I was born into a family of storytellers so becoming a writer was a natural progression for me. I wrote and illustrated my first book when I was five years old, it had a plot but no narrative arc. I earned my first writing degree in journalism and then an MFA in creative nonfiction writing.

What do you consider your first “break” as a writer?

Writing for the Indiana Daily Student newspaper at Indiana University’s former Ernie Pyle School of Journalism. That experience immersed me in the world of finding story, talking with/interviewing people, telling their stories, understanding how to shape story, and doing so in a way that connected meaningfully to a broad and diverse audience.

As a traveler and fact/story gatherer, what is your biggest challenge on the road?

I am an introvert, so interacting and engaging with too many people can be exhausting. I need alone time to recharge myself and embrace the next day’s explorations and interactions. I really enjoy people and learning from them, but it can leave me feeling too mentally fatigued to take good notes while the experience is fresh.

What is your biggest challenge in the research and writing process?

I write long-form narratives that involve a lot of research, which I love doing but I can overwhelm myself with the amount I gather. This then opens up many potential ports of entry and angles for the story. Even though it is long-form, I cannot include everything, so the second challenge I face is figuring out the story I want to tell, discovering where the story should start, and knowing out what to include and leave out. Once I lay the foundation of my work, understanding the framework and components of it, composing is much easier.

What is your biggest challenge from a business standpoint?

I can write and story tell with ease, after 40 years of daily practice, but marketing my book, generating awareness of it, and selling it is a steep learning curve for me. Riding a motorcycle solo around the edge of India was easy compared to navigating marketing and selling.

Have you ever done other work to make ends meet?

I have been a professional writer most of my life, but I do not write about travel exclusively. While abroad, I worked as a feature writer and copy editor for the Prague Post in Prague, Czech Republic, and editor for the wire service Women’s Feature Service in New Delhi, India. I was a stringer for the Houston Chronicle in India briefly too. To stretch my money when work as a writer wasn’t available, early on in my travels, I cleaned rooms in a hostel in Greece—for a hot minute!

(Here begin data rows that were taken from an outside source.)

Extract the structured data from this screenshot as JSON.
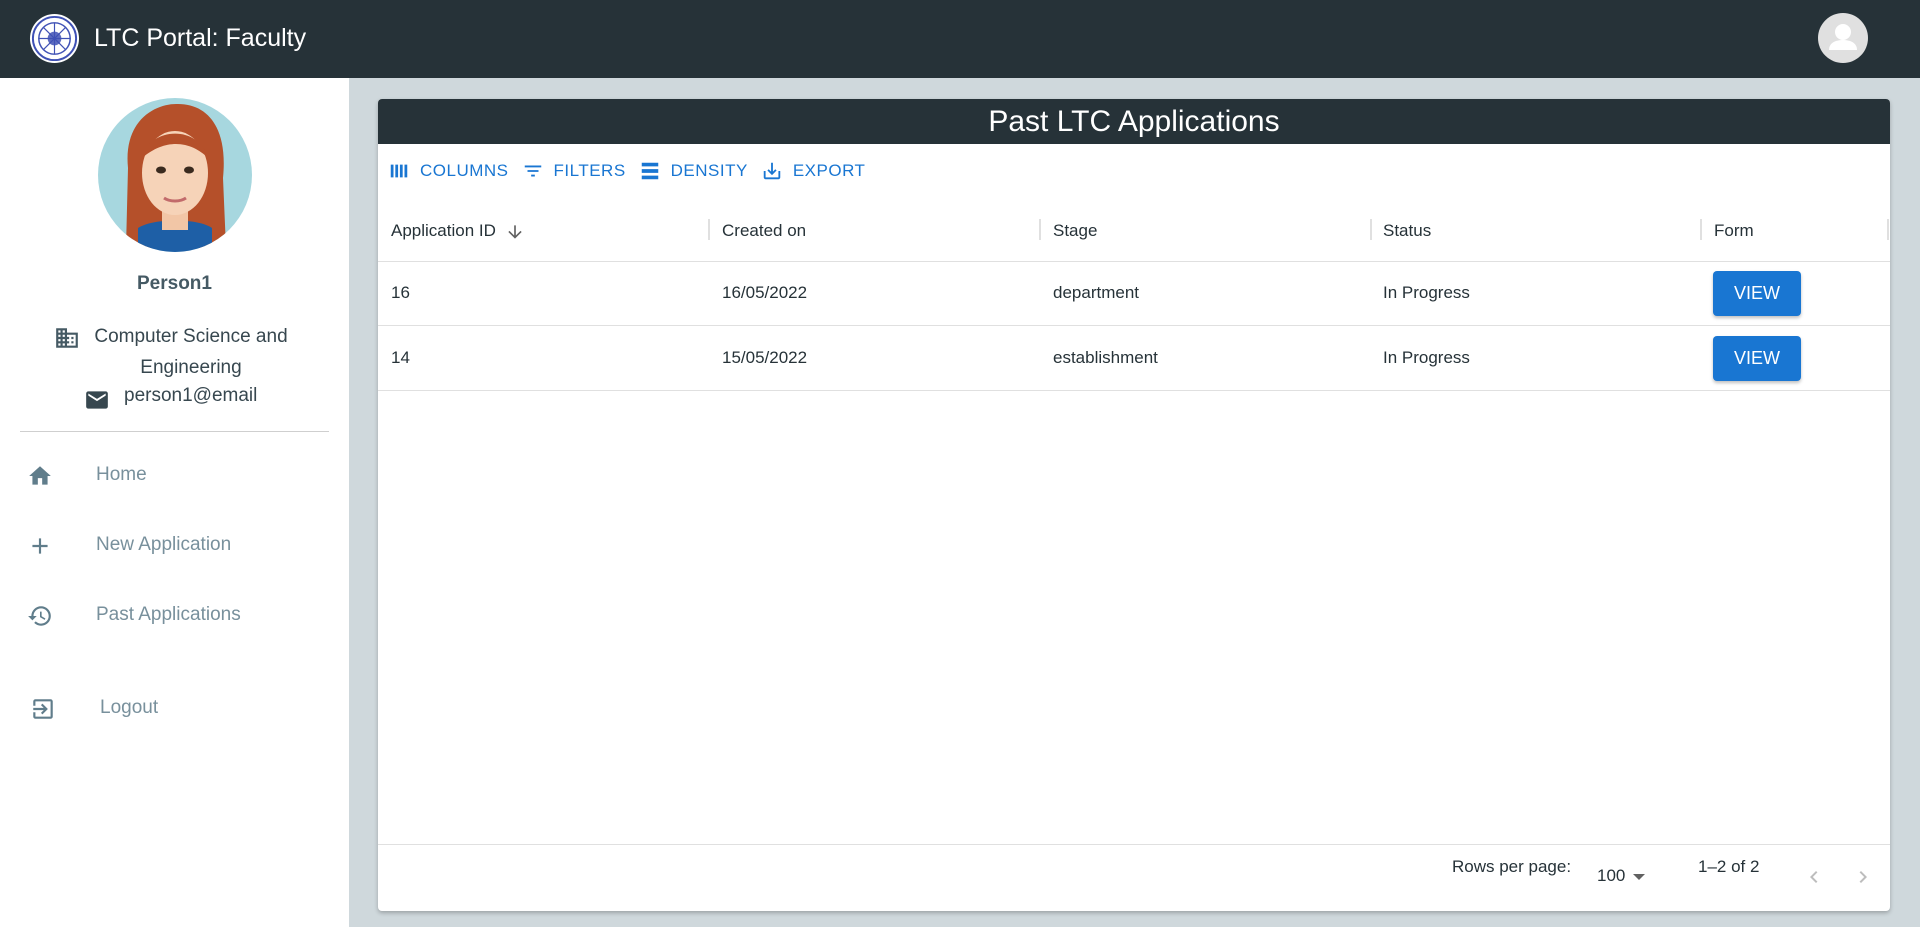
{
  "app": {
    "title": "LTC Portal: Faculty",
    "colors": {
      "appbar": "#263238",
      "primary": "#1976d2",
      "background": "#cfd8dc"
    }
  },
  "profile": {
    "name": "Person1",
    "department": "Computer Science and Engineering",
    "email": "person1@email"
  },
  "nav": {
    "home": "Home",
    "new_application": "New Application",
    "past_applications": "Past Applications",
    "logout": "Logout"
  },
  "card": {
    "title": "Past LTC Applications"
  },
  "toolbar": {
    "columns": "COLUMNS",
    "filters": "FILTERS",
    "density": "DENSITY",
    "export": "EXPORT"
  },
  "table": {
    "columns": {
      "application_id": "Application ID",
      "created_on": "Created on",
      "stage": "Stage",
      "status": "Status",
      "form": "Form"
    },
    "sort": {
      "column": "Application ID",
      "direction": "descending"
    },
    "rows": [
      {
        "id": "16",
        "created_on": "16/05/2022",
        "stage": "department",
        "status": "In Progress",
        "action": "VIEW"
      },
      {
        "id": "14",
        "created_on": "15/05/2022",
        "stage": "establishment",
        "status": "In Progress",
        "action": "VIEW"
      }
    ]
  },
  "pagination": {
    "rows_per_page_label": "Rows per page:",
    "rows_per_page_value": "100",
    "range": "1–2 of 2"
  }
}
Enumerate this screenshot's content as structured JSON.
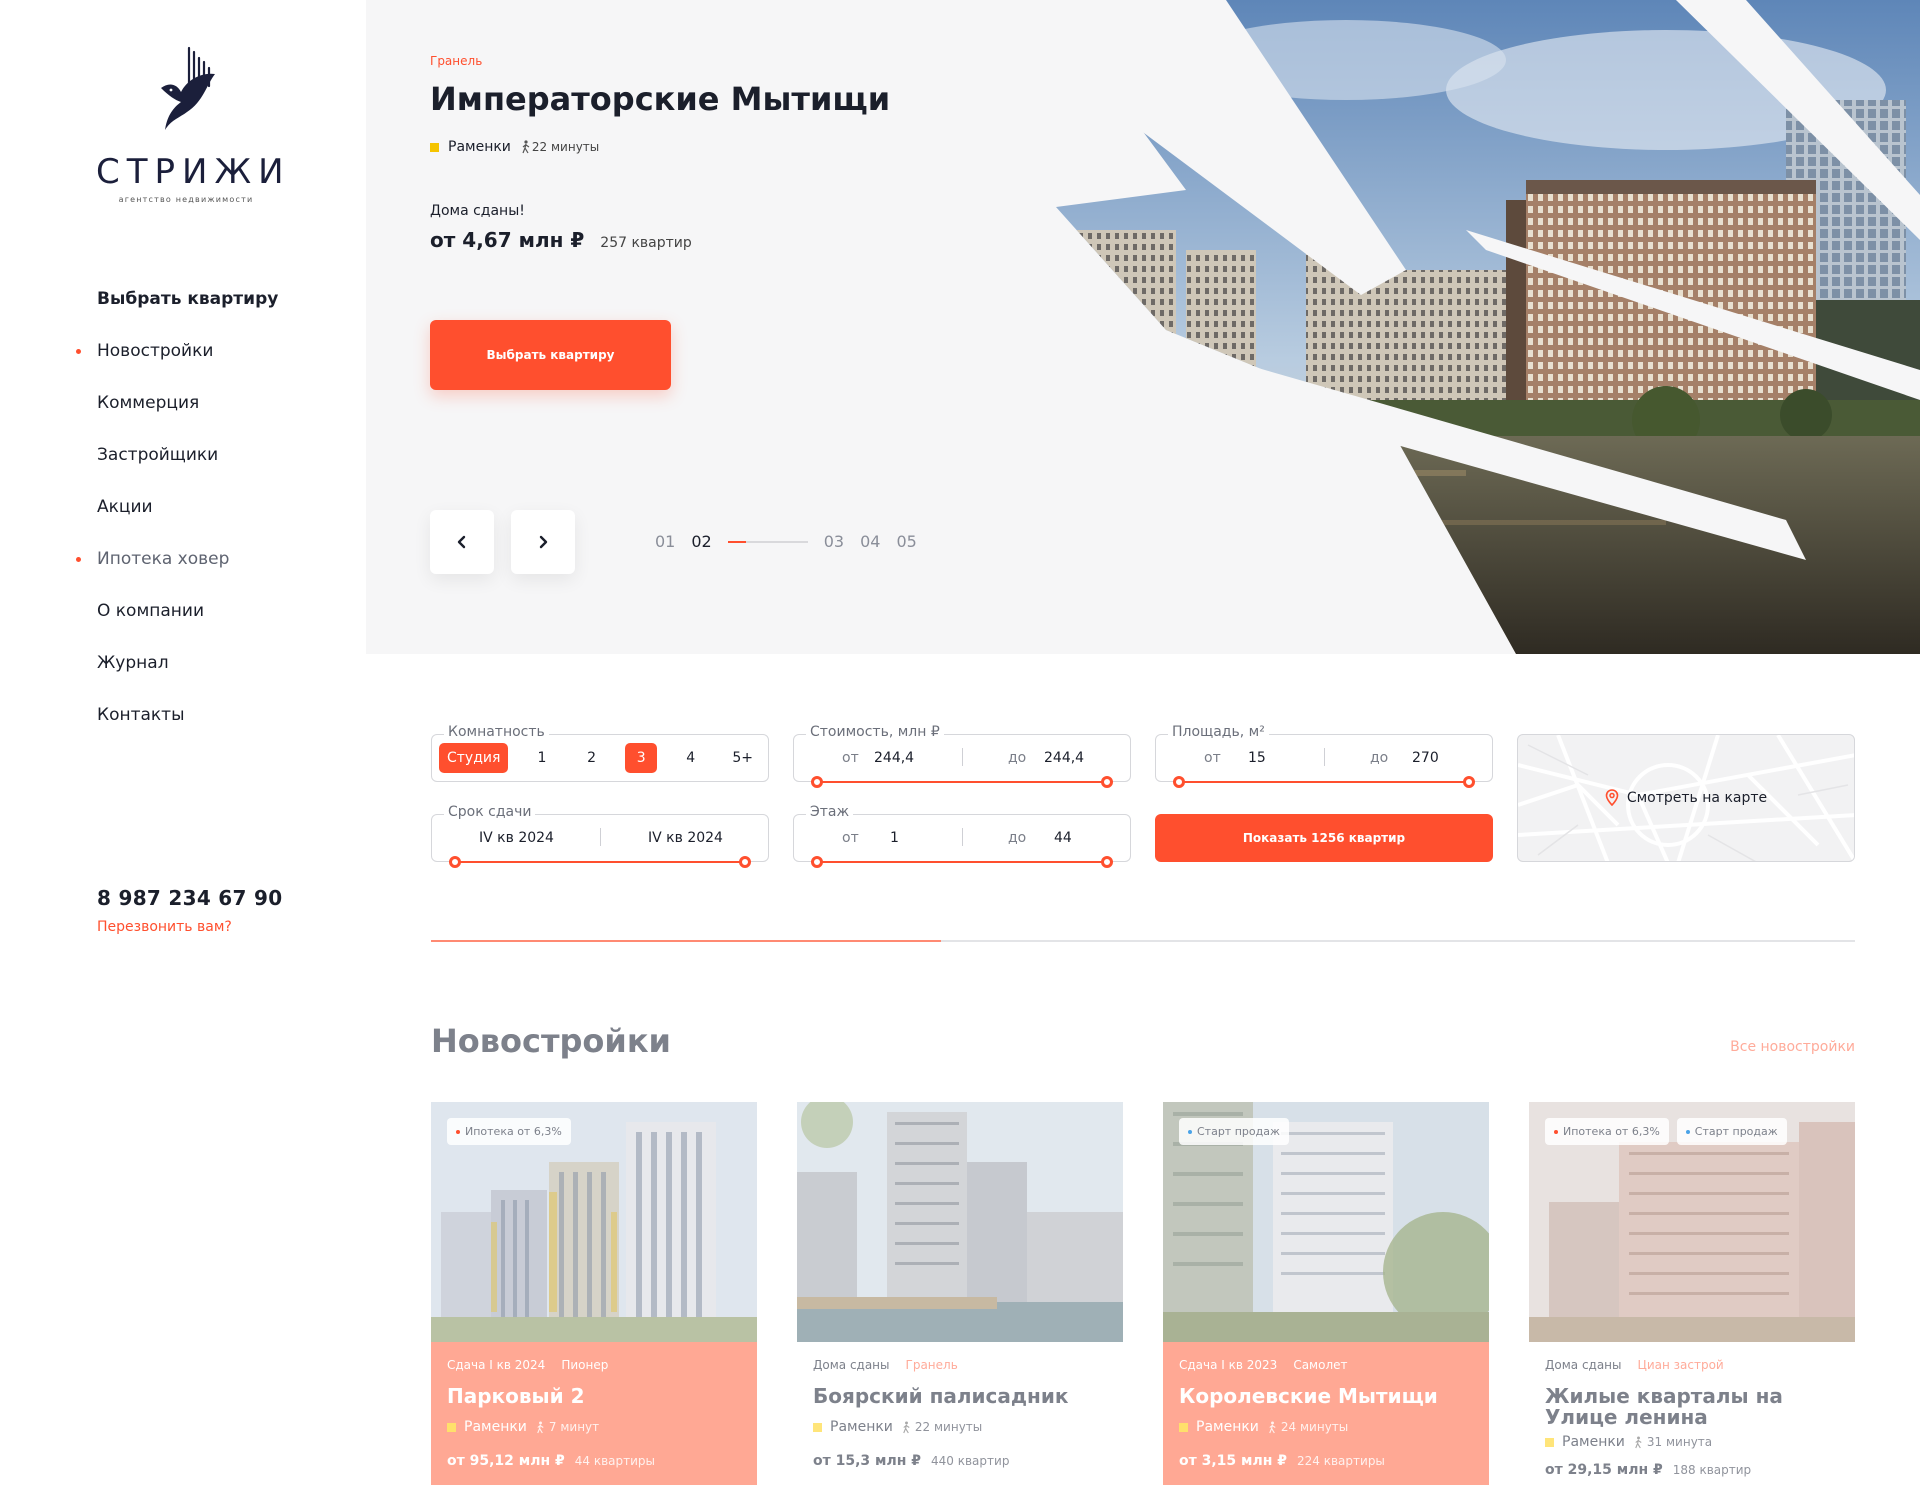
{
  "brand": {
    "name": "СТРИЖИ",
    "tagline": "агентство недвижимости"
  },
  "nav": [
    {
      "label": "Выбрать квартиру",
      "dot": false
    },
    {
      "label": "Новостройки",
      "dot": true
    },
    {
      "label": "Коммерция",
      "dot": false
    },
    {
      "label": "Застройщики",
      "dot": false
    },
    {
      "label": "Акции",
      "dot": false
    },
    {
      "label": "Ипотека ховер",
      "dot": true
    },
    {
      "label": "О компании",
      "dot": false
    },
    {
      "label": "Журнал",
      "dot": false
    },
    {
      "label": "Контакты",
      "dot": false
    }
  ],
  "contact": {
    "phone": "8 987 234 67 90",
    "callback": "Перезвонить вам?"
  },
  "hero": {
    "developer": "Гранель",
    "title": "Императорские Мытищи",
    "metro": "Раменки",
    "walk": "22 минуты",
    "status": "Дома сданы!",
    "price": "от 4,67 млн ₽",
    "count": "257 квартир",
    "cta": "Выбрать квартиру",
    "pager": {
      "p1": "01",
      "p2": "02",
      "p3": "03",
      "p4": "04",
      "p5": "05",
      "active": "02"
    }
  },
  "filters": {
    "rooms": {
      "label": "Комнатность",
      "options": [
        "Студия",
        "1",
        "2",
        "3",
        "4",
        "5+"
      ],
      "selected": [
        "Студия",
        "3"
      ]
    },
    "cost": {
      "label": "Стоимость, млн ₽",
      "from_label": "от",
      "from": "244,4",
      "to_label": "до",
      "to": "244,4"
    },
    "area": {
      "label": "Площадь, м²",
      "from_label": "от",
      "from": "15",
      "to_label": "до",
      "to": "270"
    },
    "deadline": {
      "label": "Срок сдачи",
      "from": "IV кв 2024",
      "to": "IV кв 2024"
    },
    "floor": {
      "label": "Этаж",
      "from_label": "от",
      "from": "1",
      "to_label": "до",
      "to": "44"
    },
    "show_button": "Показать 1256 квартир",
    "map_button": "Смотреть на карте"
  },
  "section": {
    "title": "Новостройки",
    "all_link": "Все новостройки",
    "cards": [
      {
        "badges": [
          "Ипотека от 6,3%"
        ],
        "deadline": "Сдача I кв 2024",
        "developer": "Пионер",
        "name": "Парковый 2",
        "metro": "Раменки",
        "walk": "7 минут",
        "price": "от 95,12 млн ₽",
        "count": "44 квартиры"
      },
      {
        "badges": [],
        "deadline": "Дома сданы",
        "developer": "Гранель",
        "name": "Боярский палисадник",
        "metro": "Раменки",
        "walk": "22 минуты",
        "price": "от 15,3 млн ₽",
        "count": "440 квартир"
      },
      {
        "badges": [
          "Старт продаж"
        ],
        "deadline": "Сдача I кв 2023",
        "developer": "Самолет",
        "name": "Королевские Мытищи",
        "metro": "Раменки",
        "walk": "24 минуты",
        "price": "от 3,15 млн ₽",
        "count": "224 квартиры"
      },
      {
        "badges": [
          "Ипотека от 6,3%",
          "Старт продаж"
        ],
        "deadline": "Дома сданы",
        "developer": "Циан застрой",
        "name": "Жилые кварталы на Улице ленина",
        "metro": "Раменки",
        "walk": "31 минута",
        "price": "от 29,15 млн ₽",
        "count": "188 квартир"
      }
    ]
  },
  "colors": {
    "accent": "#ff4f2e",
    "accent_soft": "#ffa894",
    "metro": "#f5c400",
    "text": "#1b1f2b",
    "muted": "#7d818b"
  },
  "icons": [
    "bird-logo-icon",
    "walking-person-icon",
    "chevron-left-icon",
    "chevron-right-icon",
    "map-pin-icon"
  ]
}
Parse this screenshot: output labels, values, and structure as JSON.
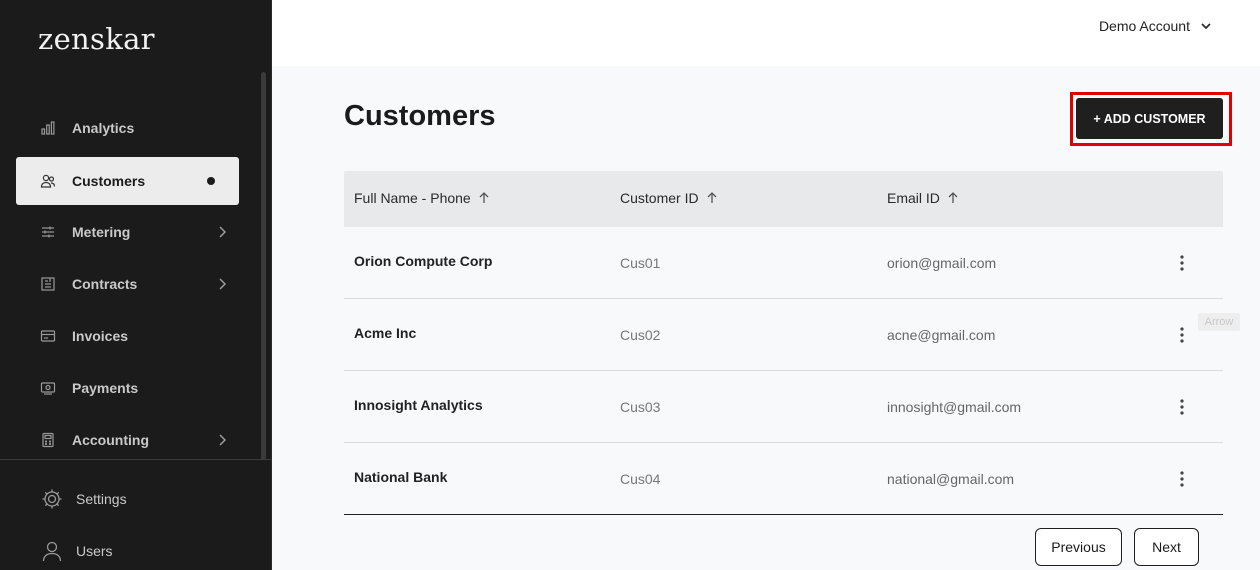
{
  "app": {
    "logo": "zenskar"
  },
  "sidebar": {
    "items": [
      {
        "label": "Analytics",
        "icon": "bar-chart-icon"
      },
      {
        "label": "Customers",
        "icon": "users-icon",
        "active": true
      },
      {
        "label": "Metering",
        "icon": "sliders-icon",
        "has_submenu": true
      },
      {
        "label": "Contracts",
        "icon": "contract-icon",
        "has_submenu": true
      },
      {
        "label": "Invoices",
        "icon": "invoice-icon"
      },
      {
        "label": "Payments",
        "icon": "payment-icon"
      },
      {
        "label": "Accounting",
        "icon": "calculator-icon",
        "has_submenu": true
      }
    ],
    "footer": [
      {
        "label": "Settings",
        "icon": "gear-icon"
      },
      {
        "label": "Users",
        "icon": "user-icon"
      }
    ]
  },
  "header": {
    "account_name": "Demo Account"
  },
  "page": {
    "title": "Customers",
    "add_button": "+ ADD CUSTOMER"
  },
  "table": {
    "columns": [
      "Full Name - Phone",
      "Customer ID",
      "Email ID"
    ],
    "rows": [
      {
        "name": "Orion Compute Corp",
        "id": "Cus01",
        "email": "orion@gmail.com"
      },
      {
        "name": "Acme Inc",
        "id": "Cus02",
        "email": "acne@gmail.com"
      },
      {
        "name": "Innosight Analytics",
        "id": "Cus03",
        "email": "innosight@gmail.com"
      },
      {
        "name": "National Bank",
        "id": "Cus04",
        "email": "national@gmail.com"
      }
    ]
  },
  "tooltip": "Arrow",
  "pagination": {
    "previous": "Previous",
    "next": "Next"
  },
  "colors": {
    "sidebar_bg": "#1b1b1b",
    "button_bg": "#1f1f1f",
    "highlight": "#e00000",
    "header_row_bg": "#e8e9eb"
  }
}
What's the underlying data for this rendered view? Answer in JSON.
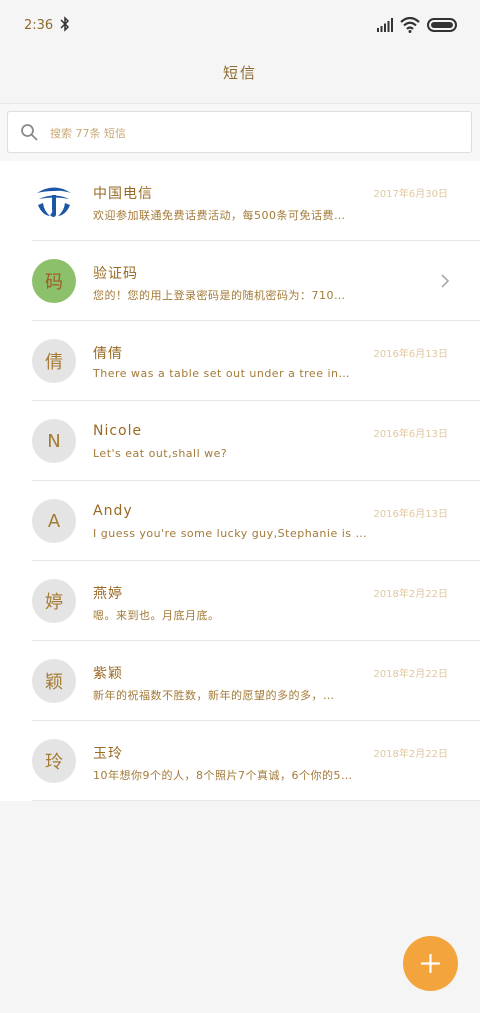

What travel authors or books might you recommend and/or have influenced you?

I read all forms of nonfiction and mostly mysteries in fiction. No matter the book, I learn something from every book that improves my writing, my storytelling, or understanding of humanity. But there are two women’s travel memoirs that impacted and influenced me when writing my travel memoir Untethered. Cheryl Strayed’s Wild: From Lost to Found on the Pacific Crest Trail because it provided a structure I really identified with when seeking a way to tell my story. Elizabeth Gilbert’s Eat, Pray, LoveOne Woman’s Search for Everything Across Italy, India and Indonesia was influential because it was a woman alone in foreign lands.

What advice and/or warnings would you give to someone who is considering going into travel writing?

I think the hardest thing for anyone looking to start something new in life is taking that leap of faith. If you are passionate and drive to do it, you must be strong enough to silence the voices of those around you saying, “you shouldn’t” as well as the doubting voice inside yourself preventing you from trying. There is no reward without risk. My life has not turned out the way I or others expected, but I would not change any of it.

What is the biggest reward of life as a travel writer?

The privilege of being a guest in any country or culture is the best reward. People all over the world have been so warm and welcoming. As a woman alone, I found more doors, homes, and people opened up to me than when I traveled with others—even one other woman. As my father said to me when I was a self-doubting teenager, “You can go anywhere, do anything, be anyone you want.”